Victims of crime will be given greater consideration by prosecutors in decisions to oppose bail, following a review by the Crown Office.
New guidelines will shift focus to public protection as well as managing risks such as an accused absconding or failing to turn up at court.
Lesley Thomson QC, Solicitor General for Scotland, who commissioned the review, said: "The prosecution service has a responsibility to protect communities from persistent and dangerous offenders.
"Our new bail guidance will ensure that our decisions to oppose bail and have an accused remanded in custody continue to be fair, considered and consistent across the country.
"We cannot predict or prevent offences being committed but can oppose bail wherever there is a potential risk to victims, witnesses and the public at large."
The new guidance is in a confidential "bail manual" prepared by the Crown after the review in May.
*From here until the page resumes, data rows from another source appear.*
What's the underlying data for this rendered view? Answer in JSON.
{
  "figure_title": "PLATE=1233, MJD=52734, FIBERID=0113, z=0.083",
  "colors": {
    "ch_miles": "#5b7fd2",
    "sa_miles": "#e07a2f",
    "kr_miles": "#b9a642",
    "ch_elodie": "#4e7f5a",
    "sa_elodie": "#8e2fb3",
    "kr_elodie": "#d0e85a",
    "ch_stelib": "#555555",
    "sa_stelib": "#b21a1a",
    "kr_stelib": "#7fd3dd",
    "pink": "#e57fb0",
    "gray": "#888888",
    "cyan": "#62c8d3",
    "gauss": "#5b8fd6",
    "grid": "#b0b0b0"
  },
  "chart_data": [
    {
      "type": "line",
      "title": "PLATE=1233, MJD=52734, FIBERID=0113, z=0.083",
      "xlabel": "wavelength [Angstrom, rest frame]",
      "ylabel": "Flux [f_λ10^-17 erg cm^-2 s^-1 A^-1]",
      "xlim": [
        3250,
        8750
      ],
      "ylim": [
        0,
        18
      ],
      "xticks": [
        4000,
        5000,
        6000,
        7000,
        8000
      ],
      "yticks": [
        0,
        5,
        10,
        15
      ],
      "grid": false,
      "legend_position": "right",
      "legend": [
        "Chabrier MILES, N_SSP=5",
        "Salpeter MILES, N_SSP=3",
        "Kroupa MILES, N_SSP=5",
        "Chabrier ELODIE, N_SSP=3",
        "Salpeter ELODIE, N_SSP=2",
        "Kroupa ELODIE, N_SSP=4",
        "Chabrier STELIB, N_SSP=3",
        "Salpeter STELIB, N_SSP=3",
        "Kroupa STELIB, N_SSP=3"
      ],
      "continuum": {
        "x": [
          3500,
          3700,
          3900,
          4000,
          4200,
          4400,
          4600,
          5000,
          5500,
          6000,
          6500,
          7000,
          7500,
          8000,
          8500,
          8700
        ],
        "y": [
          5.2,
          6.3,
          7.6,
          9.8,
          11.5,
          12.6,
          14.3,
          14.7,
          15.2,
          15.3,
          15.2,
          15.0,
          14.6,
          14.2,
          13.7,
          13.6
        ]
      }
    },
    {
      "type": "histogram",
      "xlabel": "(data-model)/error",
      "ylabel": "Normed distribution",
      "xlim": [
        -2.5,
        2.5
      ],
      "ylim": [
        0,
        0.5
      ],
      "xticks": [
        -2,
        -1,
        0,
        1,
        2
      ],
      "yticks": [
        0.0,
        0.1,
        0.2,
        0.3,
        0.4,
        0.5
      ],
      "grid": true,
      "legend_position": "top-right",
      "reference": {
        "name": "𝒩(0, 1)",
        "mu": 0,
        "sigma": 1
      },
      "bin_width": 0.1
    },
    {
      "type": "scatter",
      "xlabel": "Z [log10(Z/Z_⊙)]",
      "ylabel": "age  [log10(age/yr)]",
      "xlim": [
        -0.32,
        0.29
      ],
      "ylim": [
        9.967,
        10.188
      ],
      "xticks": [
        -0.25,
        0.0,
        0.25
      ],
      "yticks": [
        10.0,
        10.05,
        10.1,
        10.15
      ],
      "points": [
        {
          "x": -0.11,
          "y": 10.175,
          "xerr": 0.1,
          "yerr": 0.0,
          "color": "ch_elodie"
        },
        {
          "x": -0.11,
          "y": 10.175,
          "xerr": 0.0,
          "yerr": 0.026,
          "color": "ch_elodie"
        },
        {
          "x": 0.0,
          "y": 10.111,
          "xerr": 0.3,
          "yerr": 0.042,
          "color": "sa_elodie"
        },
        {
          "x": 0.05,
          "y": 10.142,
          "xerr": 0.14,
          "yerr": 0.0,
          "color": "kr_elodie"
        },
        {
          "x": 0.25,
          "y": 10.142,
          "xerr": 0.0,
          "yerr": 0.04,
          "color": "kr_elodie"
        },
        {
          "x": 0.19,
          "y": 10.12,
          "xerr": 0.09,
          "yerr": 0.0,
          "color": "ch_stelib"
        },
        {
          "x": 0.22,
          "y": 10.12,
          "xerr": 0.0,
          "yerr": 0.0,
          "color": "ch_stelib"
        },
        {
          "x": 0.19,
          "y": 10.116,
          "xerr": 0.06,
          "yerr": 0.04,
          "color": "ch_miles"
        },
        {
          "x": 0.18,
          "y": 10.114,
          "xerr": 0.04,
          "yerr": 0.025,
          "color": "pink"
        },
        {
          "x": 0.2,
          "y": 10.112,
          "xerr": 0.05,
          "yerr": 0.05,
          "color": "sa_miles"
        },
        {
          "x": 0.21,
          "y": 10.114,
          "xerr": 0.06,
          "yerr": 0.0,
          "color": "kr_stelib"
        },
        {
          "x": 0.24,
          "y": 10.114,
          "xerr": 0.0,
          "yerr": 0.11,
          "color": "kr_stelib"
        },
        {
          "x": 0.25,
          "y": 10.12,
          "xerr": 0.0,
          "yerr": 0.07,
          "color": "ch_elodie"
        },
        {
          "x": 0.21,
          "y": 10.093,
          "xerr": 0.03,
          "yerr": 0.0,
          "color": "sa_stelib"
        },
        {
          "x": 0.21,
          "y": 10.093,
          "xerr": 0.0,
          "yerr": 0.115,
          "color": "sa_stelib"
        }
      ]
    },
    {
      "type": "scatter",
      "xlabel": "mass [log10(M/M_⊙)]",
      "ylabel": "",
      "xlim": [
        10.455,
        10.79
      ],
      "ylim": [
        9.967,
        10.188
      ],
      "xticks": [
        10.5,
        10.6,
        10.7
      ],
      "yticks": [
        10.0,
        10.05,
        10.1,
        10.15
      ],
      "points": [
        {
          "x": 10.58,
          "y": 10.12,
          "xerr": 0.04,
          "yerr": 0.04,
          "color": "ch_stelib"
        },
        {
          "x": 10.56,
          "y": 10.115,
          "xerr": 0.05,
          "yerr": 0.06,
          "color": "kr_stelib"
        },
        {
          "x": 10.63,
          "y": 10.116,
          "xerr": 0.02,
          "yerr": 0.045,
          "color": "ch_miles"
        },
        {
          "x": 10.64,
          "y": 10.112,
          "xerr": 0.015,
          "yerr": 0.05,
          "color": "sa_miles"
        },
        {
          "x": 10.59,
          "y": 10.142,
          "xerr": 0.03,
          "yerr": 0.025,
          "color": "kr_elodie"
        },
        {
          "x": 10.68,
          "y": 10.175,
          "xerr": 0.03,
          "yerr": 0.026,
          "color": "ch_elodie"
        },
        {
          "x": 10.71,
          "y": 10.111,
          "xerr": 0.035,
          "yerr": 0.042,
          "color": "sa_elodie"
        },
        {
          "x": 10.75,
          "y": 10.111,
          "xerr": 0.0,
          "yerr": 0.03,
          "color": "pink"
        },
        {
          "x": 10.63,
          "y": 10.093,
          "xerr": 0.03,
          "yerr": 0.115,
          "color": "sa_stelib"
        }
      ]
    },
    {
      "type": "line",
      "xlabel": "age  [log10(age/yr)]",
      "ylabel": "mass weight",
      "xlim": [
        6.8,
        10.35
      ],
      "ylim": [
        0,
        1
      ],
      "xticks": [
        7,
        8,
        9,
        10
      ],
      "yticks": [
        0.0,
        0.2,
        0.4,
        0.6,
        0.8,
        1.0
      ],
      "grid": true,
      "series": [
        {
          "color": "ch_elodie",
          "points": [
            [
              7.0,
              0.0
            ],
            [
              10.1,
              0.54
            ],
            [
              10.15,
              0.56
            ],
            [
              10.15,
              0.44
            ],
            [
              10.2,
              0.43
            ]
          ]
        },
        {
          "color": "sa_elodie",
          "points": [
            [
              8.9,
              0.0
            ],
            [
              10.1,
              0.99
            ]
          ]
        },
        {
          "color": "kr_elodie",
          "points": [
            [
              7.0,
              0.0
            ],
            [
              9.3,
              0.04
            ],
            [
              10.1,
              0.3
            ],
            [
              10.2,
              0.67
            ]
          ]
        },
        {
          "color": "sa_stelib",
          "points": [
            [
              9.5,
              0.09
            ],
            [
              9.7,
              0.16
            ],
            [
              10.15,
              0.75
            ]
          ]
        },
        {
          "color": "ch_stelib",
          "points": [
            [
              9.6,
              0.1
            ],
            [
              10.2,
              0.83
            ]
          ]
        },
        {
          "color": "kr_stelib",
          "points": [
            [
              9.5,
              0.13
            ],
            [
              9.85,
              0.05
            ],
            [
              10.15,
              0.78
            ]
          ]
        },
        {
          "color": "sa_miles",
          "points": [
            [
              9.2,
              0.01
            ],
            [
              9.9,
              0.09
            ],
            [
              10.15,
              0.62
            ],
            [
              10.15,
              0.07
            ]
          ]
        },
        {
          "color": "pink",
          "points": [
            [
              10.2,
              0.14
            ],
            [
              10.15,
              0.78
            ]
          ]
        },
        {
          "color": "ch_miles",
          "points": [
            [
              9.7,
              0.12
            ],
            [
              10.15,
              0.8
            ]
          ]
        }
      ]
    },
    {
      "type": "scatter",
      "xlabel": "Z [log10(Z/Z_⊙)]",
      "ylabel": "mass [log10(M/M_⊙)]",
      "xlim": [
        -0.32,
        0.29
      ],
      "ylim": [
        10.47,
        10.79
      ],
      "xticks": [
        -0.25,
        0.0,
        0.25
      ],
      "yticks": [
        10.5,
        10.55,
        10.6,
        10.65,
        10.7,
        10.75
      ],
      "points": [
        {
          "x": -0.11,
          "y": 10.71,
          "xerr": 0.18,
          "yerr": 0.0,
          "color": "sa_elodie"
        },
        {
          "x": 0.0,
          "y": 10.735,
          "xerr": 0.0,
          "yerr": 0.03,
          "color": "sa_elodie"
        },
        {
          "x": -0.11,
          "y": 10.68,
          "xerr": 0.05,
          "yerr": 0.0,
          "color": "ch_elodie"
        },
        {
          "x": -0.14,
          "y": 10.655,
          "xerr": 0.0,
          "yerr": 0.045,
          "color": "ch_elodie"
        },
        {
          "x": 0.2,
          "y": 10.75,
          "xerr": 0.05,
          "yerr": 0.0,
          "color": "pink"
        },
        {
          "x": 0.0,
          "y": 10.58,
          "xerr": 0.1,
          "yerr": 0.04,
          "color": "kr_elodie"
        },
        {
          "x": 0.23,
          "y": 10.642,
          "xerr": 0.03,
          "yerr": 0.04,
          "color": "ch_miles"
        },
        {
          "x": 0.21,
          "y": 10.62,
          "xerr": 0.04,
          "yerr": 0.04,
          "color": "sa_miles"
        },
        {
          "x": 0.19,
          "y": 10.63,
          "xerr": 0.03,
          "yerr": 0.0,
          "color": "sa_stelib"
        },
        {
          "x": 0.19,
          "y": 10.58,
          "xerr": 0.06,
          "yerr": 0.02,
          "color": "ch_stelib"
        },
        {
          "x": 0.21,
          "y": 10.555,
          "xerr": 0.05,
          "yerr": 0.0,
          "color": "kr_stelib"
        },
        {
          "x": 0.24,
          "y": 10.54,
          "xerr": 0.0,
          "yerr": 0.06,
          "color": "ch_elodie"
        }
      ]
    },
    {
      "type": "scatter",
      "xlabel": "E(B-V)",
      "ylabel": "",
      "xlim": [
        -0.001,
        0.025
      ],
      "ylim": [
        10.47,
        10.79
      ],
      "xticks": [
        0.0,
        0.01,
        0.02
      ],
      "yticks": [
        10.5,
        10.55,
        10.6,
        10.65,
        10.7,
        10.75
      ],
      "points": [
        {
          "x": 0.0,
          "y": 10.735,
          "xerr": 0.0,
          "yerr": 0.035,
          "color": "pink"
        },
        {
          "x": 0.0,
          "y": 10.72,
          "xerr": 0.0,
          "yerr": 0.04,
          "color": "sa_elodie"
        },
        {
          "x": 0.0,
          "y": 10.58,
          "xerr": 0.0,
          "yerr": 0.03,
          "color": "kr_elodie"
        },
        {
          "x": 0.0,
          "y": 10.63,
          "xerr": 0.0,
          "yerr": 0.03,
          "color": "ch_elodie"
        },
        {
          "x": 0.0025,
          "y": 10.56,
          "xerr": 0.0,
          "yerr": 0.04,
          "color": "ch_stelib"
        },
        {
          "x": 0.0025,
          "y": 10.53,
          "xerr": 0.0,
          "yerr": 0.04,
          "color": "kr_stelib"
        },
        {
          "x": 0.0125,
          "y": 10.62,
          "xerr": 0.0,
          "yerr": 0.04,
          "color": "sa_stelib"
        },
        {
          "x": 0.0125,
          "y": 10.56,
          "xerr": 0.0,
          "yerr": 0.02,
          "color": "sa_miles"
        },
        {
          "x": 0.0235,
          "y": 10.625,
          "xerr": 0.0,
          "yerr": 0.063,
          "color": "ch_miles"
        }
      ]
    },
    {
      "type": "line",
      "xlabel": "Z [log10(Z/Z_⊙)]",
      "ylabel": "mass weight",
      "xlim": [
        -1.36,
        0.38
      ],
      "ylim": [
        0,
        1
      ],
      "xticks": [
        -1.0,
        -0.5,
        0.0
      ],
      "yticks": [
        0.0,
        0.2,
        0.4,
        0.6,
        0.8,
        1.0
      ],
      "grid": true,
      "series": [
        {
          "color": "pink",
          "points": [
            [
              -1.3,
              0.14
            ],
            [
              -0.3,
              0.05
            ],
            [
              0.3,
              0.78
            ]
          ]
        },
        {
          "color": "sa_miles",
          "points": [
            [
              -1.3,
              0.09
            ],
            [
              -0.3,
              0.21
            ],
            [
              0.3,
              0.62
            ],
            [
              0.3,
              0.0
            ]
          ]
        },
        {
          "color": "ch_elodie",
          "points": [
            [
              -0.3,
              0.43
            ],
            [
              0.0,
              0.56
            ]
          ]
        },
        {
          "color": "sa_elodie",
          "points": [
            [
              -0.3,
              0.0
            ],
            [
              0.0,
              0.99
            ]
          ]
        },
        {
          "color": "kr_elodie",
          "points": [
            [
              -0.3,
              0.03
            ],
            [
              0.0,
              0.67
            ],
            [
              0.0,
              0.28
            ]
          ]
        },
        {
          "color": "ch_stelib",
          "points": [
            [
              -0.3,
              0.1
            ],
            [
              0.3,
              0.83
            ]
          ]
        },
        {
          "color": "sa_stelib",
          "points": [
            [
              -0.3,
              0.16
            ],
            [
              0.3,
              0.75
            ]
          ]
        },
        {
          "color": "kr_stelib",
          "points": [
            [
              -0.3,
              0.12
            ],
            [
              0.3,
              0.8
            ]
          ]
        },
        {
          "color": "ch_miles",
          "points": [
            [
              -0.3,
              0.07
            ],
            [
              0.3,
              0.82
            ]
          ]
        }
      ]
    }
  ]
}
Public protection and personal safety is the "paramount" consideration, the Crown said.
Other key principles include offences that impact communities, such as drug offences, the likelihood of reoffending and the likelihood of absconding.
The guidance was prepared with help from the police, Scottish Government and victims' groups including Rape Crisis, Scottish Women's Aid and Victim Support Scotland.
David Sinclair, head of communications for Victim Support Scotland, said: "We welcome the refocusing of the prosecution service and the greater protection that will offer communities and victims and witnesses of crime.
"We anticipate dealing with more than 300,000 referrals from victims and witnesses in the next year, and it is important that they feel that their interests are paramount when bail is being opposed, and indeed in cases where bail is granted."